Overall, 748 patients were randomly assigned to receive elotuzumab plus lenalidomide and dexamethasone or lenalidomide and dexamethasone (374 in each group). Eventually, 742 patients received treatment, 371 in each group. The median age of patients was 73 years old, and 39% of the patients were 75 or older. After a minimum follow-up of 65.3 months, the median PFS was not significantly different between the groups: 31.4 vs. 29.5 months in the elotuzumab+lenalidomide+dexamethasone or lenalidomide+dexamethasone groups, respectively (HR[95%CI]: 0.93[0.77-1.12]; p=0.44). PFS rates at five years were 26% vs. 25%. PFS results in both treatment groups were consistent across key patient subgroups. As the primary endpoint of this study was not met, the secondary endpoint analyses were descriptive. The overall response rate was 83% vs. 79%. The proportion of patients who had a very good partial, complete, or stringent complete response was 53% vs. 49%. The time to disease progression, time to next treatment, and progression-free survival after the next line of treatment showed no significant differences between treatment groups.

The most common grade 3-4 treatment-related adverse event (AE) was neutropenia: 17% vs. 21% in the elotuzumab+lenalidomide+dexamethasone and lenalidomide+dexamethasone groups, respectively.
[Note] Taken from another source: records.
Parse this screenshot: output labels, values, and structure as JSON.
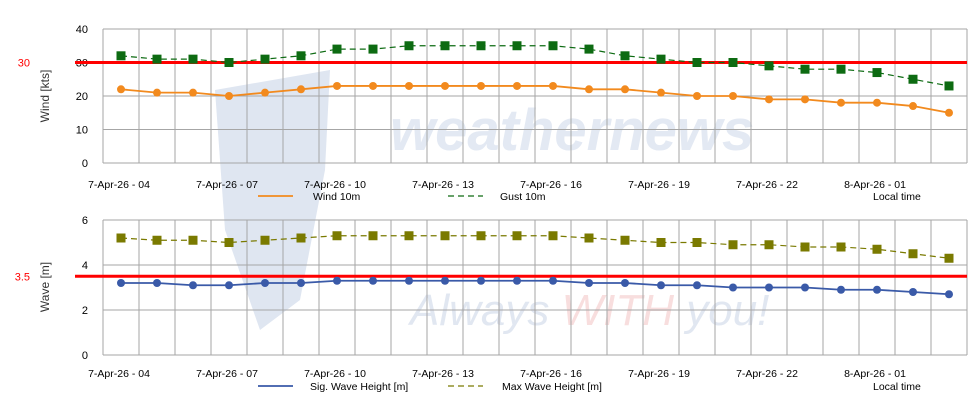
{
  "watermark": {
    "logo": "weathernews",
    "tagline_a": "Always ",
    "tagline_b": "WITH",
    "tagline_c": " you!"
  },
  "colors": {
    "threshold": "#ff0000",
    "wind": "#f28a1e",
    "gust": "#0d6b12",
    "sig": "#3a5aa8",
    "max": "#7a7a00",
    "grid": "#a6a6a6"
  },
  "chart_data": [
    {
      "type": "line",
      "ylabel": "Wind [kts]",
      "xlabel": "Local time",
      "ylim": [
        0,
        40
      ],
      "yticks": [
        "0",
        "10",
        "20",
        "30",
        "40"
      ],
      "threshold": {
        "value": 30,
        "label": "30"
      },
      "xtick_labels": [
        "7-Apr-26 - 04",
        "7-Apr-26 - 07",
        "7-Apr-26 - 10",
        "7-Apr-26 - 13",
        "7-Apr-26 - 16",
        "7-Apr-26 - 19",
        "7-Apr-26 - 22",
        "8-Apr-26 - 01"
      ],
      "series": [
        {
          "name": "Wind 10m",
          "key": "wind",
          "marker": "circle",
          "dashed": false,
          "values": [
            22,
            21,
            21,
            20,
            21,
            22,
            23,
            23,
            23,
            23,
            23,
            23,
            23,
            22,
            22,
            21,
            20,
            20,
            19,
            19,
            18,
            18,
            17,
            15
          ]
        },
        {
          "name": "Gust 10m",
          "key": "gust",
          "marker": "square",
          "dashed": true,
          "values": [
            32,
            31,
            31,
            30,
            31,
            32,
            34,
            34,
            35,
            35,
            35,
            35,
            35,
            34,
            32,
            31,
            30,
            30,
            29,
            28,
            28,
            27,
            25,
            23
          ]
        }
      ]
    },
    {
      "type": "line",
      "ylabel": "Wave [m]",
      "xlabel": "Local time",
      "ylim": [
        0,
        6
      ],
      "yticks": [
        "0",
        "2",
        "4",
        "6"
      ],
      "threshold": {
        "value": 3.5,
        "label": "3.5"
      },
      "xtick_labels": [
        "7-Apr-26 - 04",
        "7-Apr-26 - 07",
        "7-Apr-26 - 10",
        "7-Apr-26 - 13",
        "7-Apr-26 - 16",
        "7-Apr-26 - 19",
        "7-Apr-26 - 22",
        "8-Apr-26 - 01"
      ],
      "series": [
        {
          "name": "Sig. Wave Height [m]",
          "key": "sig",
          "marker": "circle",
          "dashed": false,
          "values": [
            3.2,
            3.2,
            3.1,
            3.1,
            3.2,
            3.2,
            3.3,
            3.3,
            3.3,
            3.3,
            3.3,
            3.3,
            3.3,
            3.2,
            3.2,
            3.1,
            3.1,
            3.0,
            3.0,
            3.0,
            2.9,
            2.9,
            2.8,
            2.7
          ]
        },
        {
          "name": "Max Wave Height [m]",
          "key": "max",
          "marker": "square",
          "dashed": true,
          "values": [
            5.2,
            5.1,
            5.1,
            5.0,
            5.1,
            5.2,
            5.3,
            5.3,
            5.3,
            5.3,
            5.3,
            5.3,
            5.3,
            5.2,
            5.1,
            5.0,
            5.0,
            4.9,
            4.9,
            4.8,
            4.8,
            4.7,
            4.5,
            4.3
          ]
        }
      ]
    }
  ]
}
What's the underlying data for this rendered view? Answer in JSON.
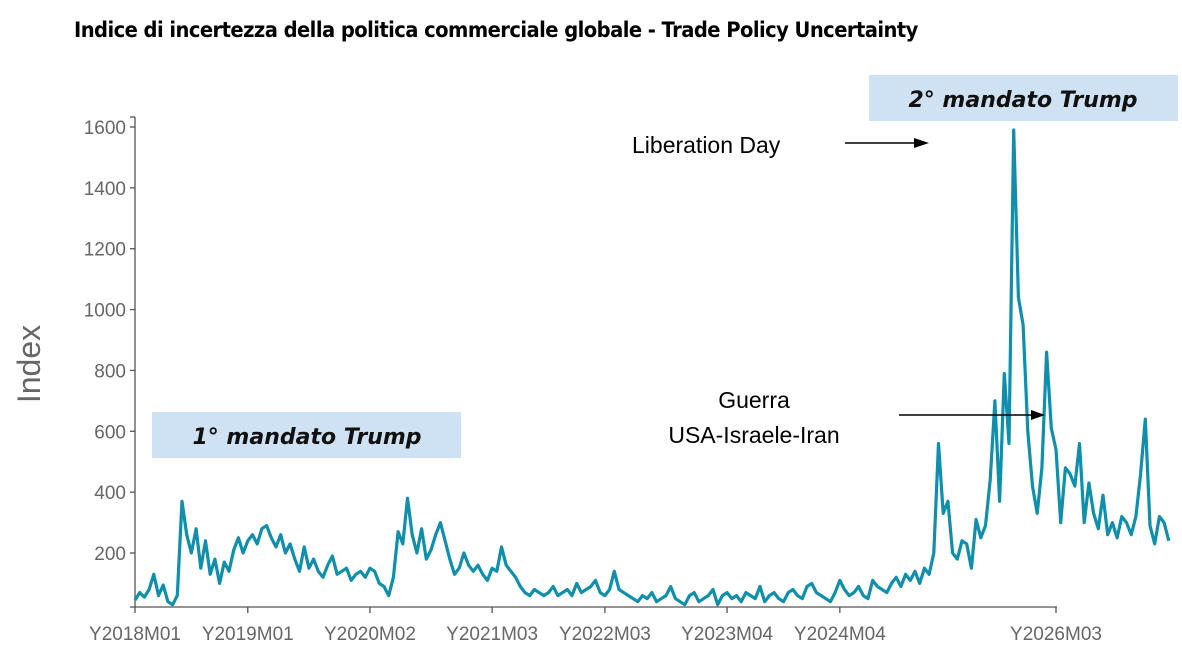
{
  "title": "Indice di incertezza della politica commerciale globale - Trade Policy Uncertainty",
  "chart_data": {
    "type": "line",
    "title": "Indice di incertezza della politica commerciale globale - Trade Policy Uncertainty",
    "xlabel": "",
    "ylabel": "Index",
    "ylim": [
      25,
      1620
    ],
    "x_range_months": [
      "Y2018M01",
      "Y2026M03"
    ],
    "grid": false,
    "yticks": [
      200,
      400,
      600,
      800,
      1000,
      1200,
      1400,
      1600
    ],
    "xticks": [
      {
        "label": "Y2018M01",
        "month_index": 0
      },
      {
        "label": "Y2019M01",
        "month_index": 12
      },
      {
        "label": "Y2020M02",
        "month_index": 25
      },
      {
        "label": "Y2021M03",
        "month_index": 38
      },
      {
        "label": "Y2022M03",
        "month_index": 50
      },
      {
        "label": "Y2023M04",
        "month_index": 63
      },
      {
        "label": "Y2024M04",
        "month_index": 75
      },
      {
        "label": "Y2026M03",
        "month_index": 98
      }
    ],
    "series": [
      {
        "name": "Trade Policy Uncertainty",
        "color": "#0f8fab",
        "x_unit": "months since Y2018M01",
        "x_step": 0.5,
        "values": [
          45,
          70,
          55,
          80,
          130,
          60,
          95,
          40,
          30,
          60,
          370,
          260,
          200,
          280,
          150,
          240,
          130,
          180,
          100,
          170,
          140,
          210,
          250,
          200,
          240,
          260,
          230,
          280,
          290,
          250,
          220,
          260,
          200,
          230,
          180,
          140,
          220,
          150,
          180,
          140,
          120,
          160,
          190,
          130,
          140,
          150,
          110,
          130,
          140,
          120,
          150,
          140,
          100,
          90,
          60,
          120,
          270,
          230,
          380,
          260,
          200,
          280,
          180,
          210,
          260,
          300,
          240,
          180,
          130,
          150,
          200,
          160,
          140,
          160,
          130,
          110,
          150,
          140,
          220,
          160,
          140,
          120,
          90,
          70,
          60,
          80,
          70,
          60,
          70,
          90,
          60,
          70,
          80,
          60,
          100,
          70,
          80,
          90,
          110,
          70,
          60,
          80,
          140,
          80,
          70,
          60,
          50,
          40,
          60,
          50,
          70,
          40,
          50,
          60,
          90,
          50,
          40,
          30,
          60,
          70,
          40,
          50,
          60,
          80,
          30,
          60,
          70,
          50,
          60,
          40,
          70,
          60,
          50,
          90,
          40,
          60,
          70,
          50,
          40,
          70,
          80,
          60,
          50,
          90,
          100,
          70,
          60,
          50,
          40,
          70,
          110,
          80,
          60,
          70,
          90,
          60,
          50,
          110,
          90,
          80,
          70,
          100,
          120,
          90,
          130,
          110,
          140,
          100,
          150,
          130,
          200,
          560,
          330,
          370,
          200,
          180,
          240,
          230,
          150,
          310,
          250,
          290,
          440,
          700,
          370,
          790,
          560,
          1590,
          1040,
          950,
          600,
          420,
          330,
          480,
          860,
          610,
          540,
          300,
          480,
          460,
          420,
          560,
          300,
          430,
          330,
          280,
          390,
          260,
          300,
          250,
          320,
          300,
          260,
          320,
          460,
          640,
          290,
          230,
          320,
          300,
          240
        ]
      }
    ],
    "annotations": [
      {
        "text": "Liberation Day",
        "arrow": "right"
      },
      {
        "text_lines": [
          "Guerra",
          "USA-Israele-Iran"
        ],
        "arrow": "right"
      }
    ],
    "period_boxes": [
      {
        "label": "1° mandato Trump",
        "color": "#cfe2f3"
      },
      {
        "label": "2° mandato Trump",
        "color": "#cfe2f3"
      }
    ]
  }
}
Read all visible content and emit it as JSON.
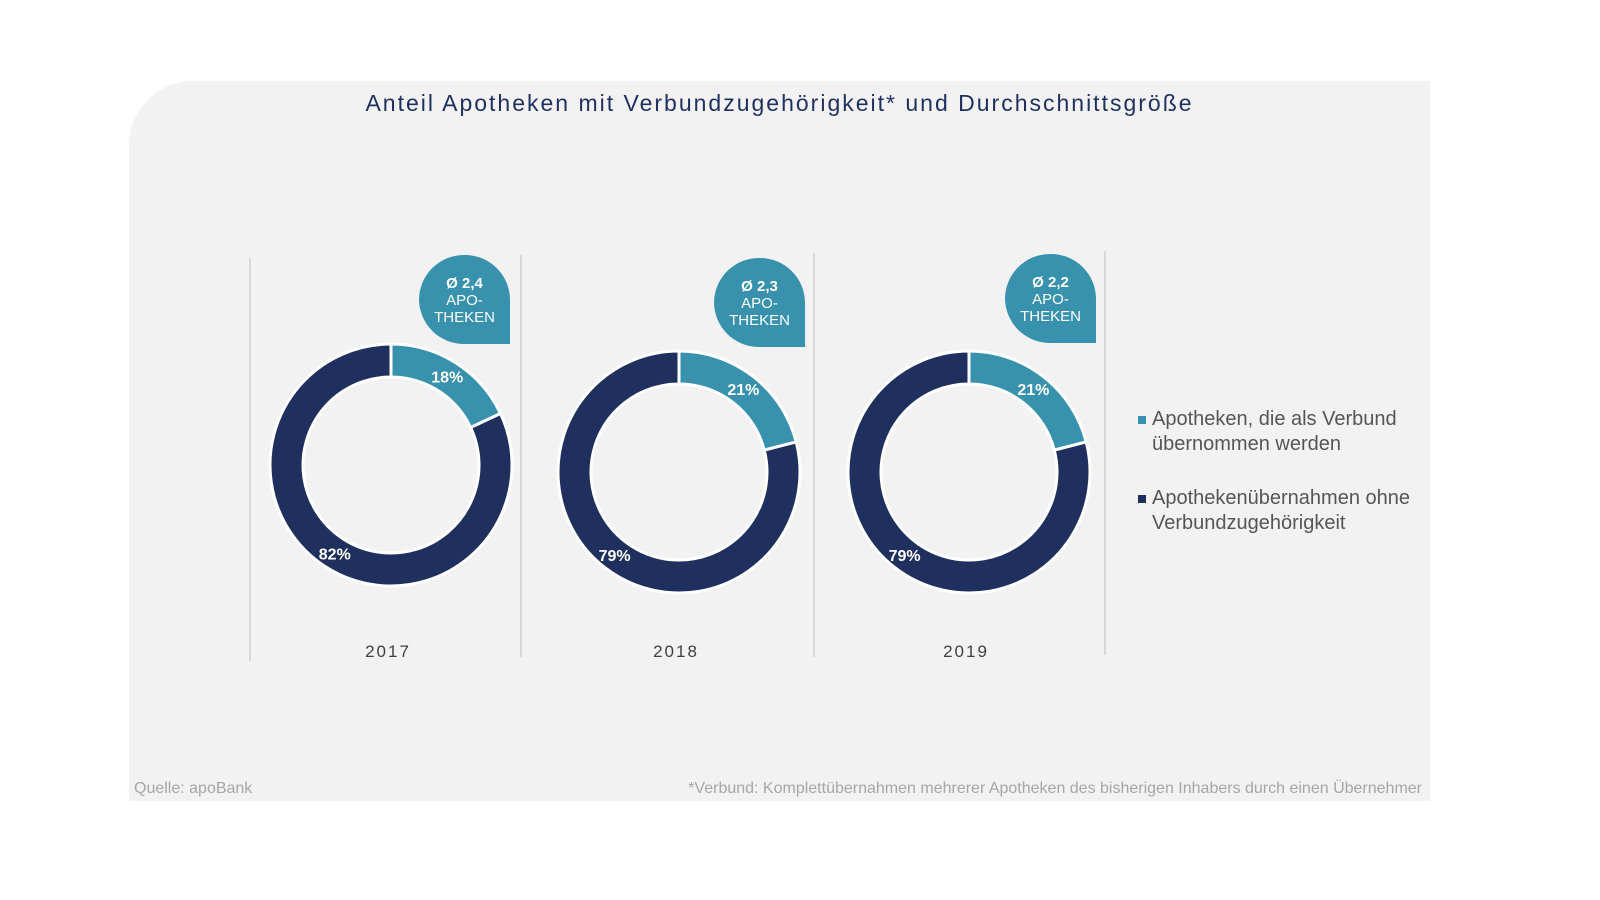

The most common any-grade non-haematological AEs included diarrhoea (53% vs. 49%), fatigue (49% vs. 50%), and peripheral oedema (44% vs. 49%). The most common any-grade haematological AEs were anaemia (41% vs. 44%) and neutropenia (25% vs. 32%). All-cause adverse events leading to discontinuation occurred in 54% of patients in the elotuzumab-arm vs. 46% in the control group.

Conclusions

Although effective for patients with relapsed or refractory multiple myeloma, elotuzumab plus lenalidomide and dexamethasone did not significantly improve PFS vs. lenalidomide and dexamethasone in patients with newly diagnosed multiple myeloma who are ineligible for HSCT. Treatment with elotuzumab plus lenalidomide and dexamethasone was well tolerated, and no new safety signals were identified. Although these data contribute to the treatment landscape, further research is needed to find ways to improve treatments in the front-line setting.

Reference

Dimopoulos MA, Richardson PG, Bahlis NJ, et al. Addition of elotuzumab to lenalidomide and dexamethasone for patients with newly diagnosed, transplantation ineligible multiple myeloma (ELOQUENT-1): an open-label, multicentre, randomised, phase 3 trial. Lancet Haematol. 2022;9(6):e403-14.